Ezio, libretto, Stoccarda, Cotta, 1758

 Il più pronto è il migliore. Io ti precedo;
 ardisci. Ad ogni impresa
 io sarò tuo sostegno e tua difesa. (Parte)
 
 SCENA XIII
 
 IARBA ed ARASPE
 
 ARASPE
380Dove corri, o signore?
 IARBA
 Il rivale a svenar.
 ARASPE
                                   Come lo speri?
 Ancora i tuoi guerrieri
 il tuo voler non sanno.
 IARBA
 Dove forza non val, giunga l’inganno.
 ARASPE
385E vuoi la tua vendetta
 con la taccia comprar di traditore?
 IARBA
 Araspe, il mio favore
 troppo ardito ti fe’. Più franco all’opre
 e men pronto ai consigli io ti vorrei.
390Chi son io ti rammenta e chi tu sei.
 
    Son quel fiume che gonfio d’umori,
 quando il gelo si scioglie in torrenti,
 selve, armenti, capanne e pastori
 porta seco e ritegno non ha.
 
395   Se si vede fra gli argini stretto,
 sdegna il letto, confonde le sponde
 e superbo fremendo sen va. (Parte con Araspe)
 
 SCENA XIV
 
 Tempio di Nettuno con simulacro del medesimo.
 
 ENEA ed OSMIDA
 
 OSMIDA
 Come!

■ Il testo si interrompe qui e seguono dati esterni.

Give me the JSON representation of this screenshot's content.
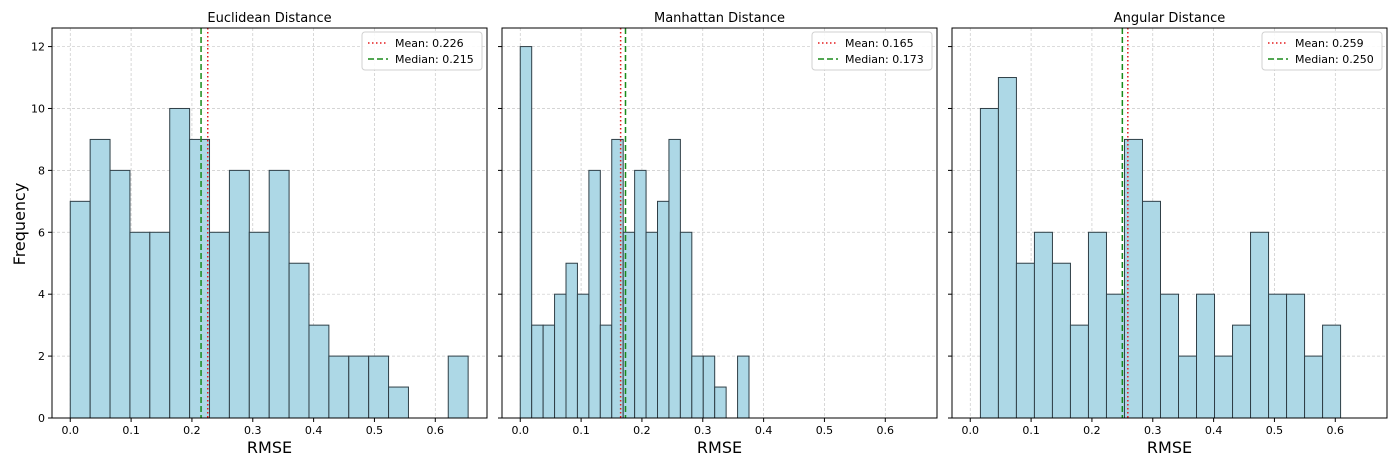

Da’ labbri tuoi
 Dido saprà che abbandonar la vuoi?
400Ah! Taci per pietà
 e risparmia al suo cor questo tormento.
 ENEA
 Il dirlo è crudeltà
 ma sarebbe il tacerlo un tradimento.
 OSMIDA
 Benché costante, io spero
405che al pianto suo tu cangerai pensiero.
 ENEA
 Può togliermi di vita
 ma non può il mio dolore
 far ch’io manchi alla patria e al genitore.
 OSMIDA
 Oh generosi detti!
410Vincere i propri affetti
 avanza ogni altra gloria.
 ENEA
 Quanto costa però questa vittoria!
 
 SCENA XV
 
 IARBA, ARASPE e detti
 
 IARBA
 Ecco il rival; né seco (Piano ad Araspe)
 è alcun de’ suoi seguaci...
 ARASPE
415Ah pensa che tu sei... (Piano a Iarba)
 IARBA
                                          Sieguimi e taci. (Come sopra)
 Così gli oltraggi miei... (Nel voler ferire Enea, trattenuto da Araspe, gli cade il pugnale ed Araspe lo raccoglie)
 ARASPE
                                             Fermati. (A Iarba)
 IARBA
                                                                Indegno, (Ad Araspe)
 al nemico in aiuto?
 ENEA
 Che tenti, anima rea? (Ad Araspe, vedendogli il pugnale)
 OSMIDA
                                            (Tutto è perduto).
 
 SCENA XVI
 
 DIDONE con guardie e detti
 
 OSMIDA
 Siam traditi, o regina. (Con affettato spavento)
420Se più tarda d’Arbace era l’aita,
 il valoroso Enea
 sotto colpo inumano oggi cadea.
 DIDONE
 Il traditor qual è, dove dimora?
 OSMIDA
 Miralo; nella destra ha il ferro ancora. (Accenna Araspe)
 DIDONE
425Chi ti destò nel seno
 sì barbaro desio?
 ARASPE
 Del mio signor la gloria e il dover mio.
 DIDONE
 Come! L’istesso Arbace
 disapprova...
 ARASPE
                           Lo so ch’ei mi condanna;
430il suo sdegno pavento;
 ma il mio non fu delitto e non mi pento.
 DIDONE
 E né meno hai rossore
 del sacrilego eccesso?
 ARASPE
 Tornerei mille volte a far l’istesso.
 DIDONE
435Ti preverrò. Ministri,
 custodite costui. (Araspe parte tra le guardie)
 ENEA
 Generoso nemico, (A Iarba)
 in te tanta virtude io non credea.
 Lascia che a questo sen...
 IARBA
                                                Scostati, Enea.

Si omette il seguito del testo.